L’histoire de la création du Bitcoin, et dans son sillage celle de son créateur ou groupe de créateurs, connu(s) sous le pseudonyme Satoshi Nakamoto, sont désormais largement connues depuis le boom de la cryptomonnaie.
Des milliers d’articles bien documentés sont revenus au fil des années sur cette épopée discrète, produisant toutes les analyses et spéculations possibles sur les origines et le destin du Bitcoin.

Aucun ne peut identifier à ce jour avec certitude l’intention cachée derrière la création du Bitcoin. Ni même s’il en a jamais existé une. Satoshi Nakamoto a réussi jusqu’à ce jour à conserver l’anonymat, soit 13 ans depuis le lancement du Bitcoin. Son dernier message public remonte à 2010, le dernier échange privé à 2011. Une performance pour l’auteur d’une invention qui a réussi à profondément bousculer notre économie mondialisée, soit directement, soit de manière fonctionnelle ou culturelle. L’auteur du Bitcoin ne s’exprimera donc plus sur sa vision. Il est uniquement possible de revenir aux sources : le livre blanc du Bitcoin publié par Satoshi Nakamoto le 31 octobre 2008 (pdf, 9 pages, anglais), puis les milliers de messages qu’il échange sur un forum jusqu’en décembre 2010 avec les développeurs et les activistes que son projet a fédéré.

Le Bitcoin est-il né d’un hasard ?

Les sources montrent que la forme actuelle et la nature hautement spéculative du Bitcoin sont un concours de circonstances technologiques. Il est l’héritier des réflexions et des invention en cryptographie qui se sont accumulées depuis les débuts de l’informatique ; Les liens fournies dans ce récapitulatif des dates clés du Bitcoin sur bitcoin.fr en font une bonne synthèse.
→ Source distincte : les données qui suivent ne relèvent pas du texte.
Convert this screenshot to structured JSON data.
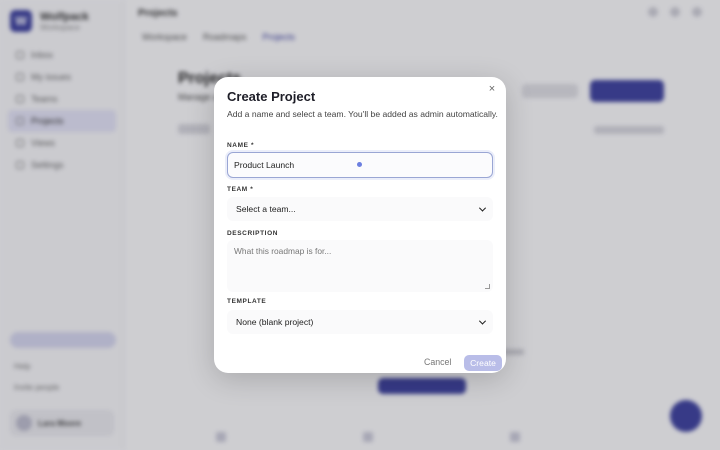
{
  "background": {
    "brand": {
      "name": "Wolfpack",
      "sub": "Workspace"
    },
    "sidebar": {
      "items": [
        {
          "label": "Inbox",
          "icon": "inbox-icon"
        },
        {
          "label": "My issues",
          "icon": "user-icon"
        },
        {
          "label": "Teams",
          "icon": "team-icon"
        },
        {
          "label": "Projects",
          "icon": "folder-icon",
          "active": true
        },
        {
          "label": "Views",
          "icon": "layers-icon"
        },
        {
          "label": "Settings",
          "icon": "gear-icon"
        }
      ],
      "upgrade_label": "Upgrade plan",
      "links": [
        "Help",
        "Invite people"
      ],
      "user": {
        "name": "Lara Moore"
      }
    },
    "topbar": {
      "title": "Projects"
    },
    "subnav": [
      "Workspace",
      "Roadmaps",
      "Projects"
    ],
    "page": {
      "title": "Projects",
      "subtitle": "Manage all projects"
    }
  },
  "modal": {
    "title": "Create Project",
    "close_symbol": "×",
    "description": "Add a name and select a team. You'll be added as admin automatically.",
    "name": {
      "label": "NAME",
      "required": "*",
      "value": "Product Launch"
    },
    "team": {
      "label": "TEAM",
      "required": "*",
      "selected": "Select a team..."
    },
    "description_field": {
      "label": "DESCRIPTION",
      "placeholder": "What this roadmap is for..."
    },
    "template": {
      "label": "TEMPLATE",
      "selected": "None (blank project)"
    },
    "cancel_label": "Cancel",
    "create_label": "Create"
  },
  "colors": {
    "accent": "#3b3f9a",
    "create_disabled": "#b9bde8",
    "focus_ring": "#9aa6d4"
  }
}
Les références et sources extérieures citées dans le livre blanc du Bitcoin ne renvoient qu’à des textes techniques, aucune référence économique n’est citée, ni politique ou philosophique.

Pourtant dès 1988, le crypto anarchiste Timothy May, dans son texte The Crypto Anarchist Manifesto (anglais), liste les conditions techniques pour qu’une cryptomonnaie soit adoptée. Le Bitcoin arrive au moment où ces conditions sont réunies. Surtout, dans le même texte, Timothy May énonce avec clairvoyance en 1988 les premiers impacts politiques, économique et philosophique qu’une cryptomonnaie aurait.

[…] These developments will alter completely the nature of government regulation, the ability to tax and control economic interactions, the ability to keep information secret, and will even alter the nature of trust and reputation.

https://groups.csail.mit.edu/mac/classes/6.805/articles/crypto/cypherpunks/may-crypto-manifesto.html

[…] Ces évolutions modifieront complètement la nature de la réglementation gouvernementale, la capacité de taxer et de contrôler les interactions économiques, la capacité de garder des informations secrètes, et modifieront même la nature de la confiance et de la réputation.

Traduction d’un extrait de The Crypto Anarchist Manifesto (anglais), par Timothy May

Les fonds d’investissement détiennent la majorité du marché du Bitcoin et des cryptomonnaies en 2022. Timothy May ne prévoyait pas que les institutions financières seraient en mesure de déstabiliser facilement ce nouveau territoire de liberté en le rachetant, tout simplement.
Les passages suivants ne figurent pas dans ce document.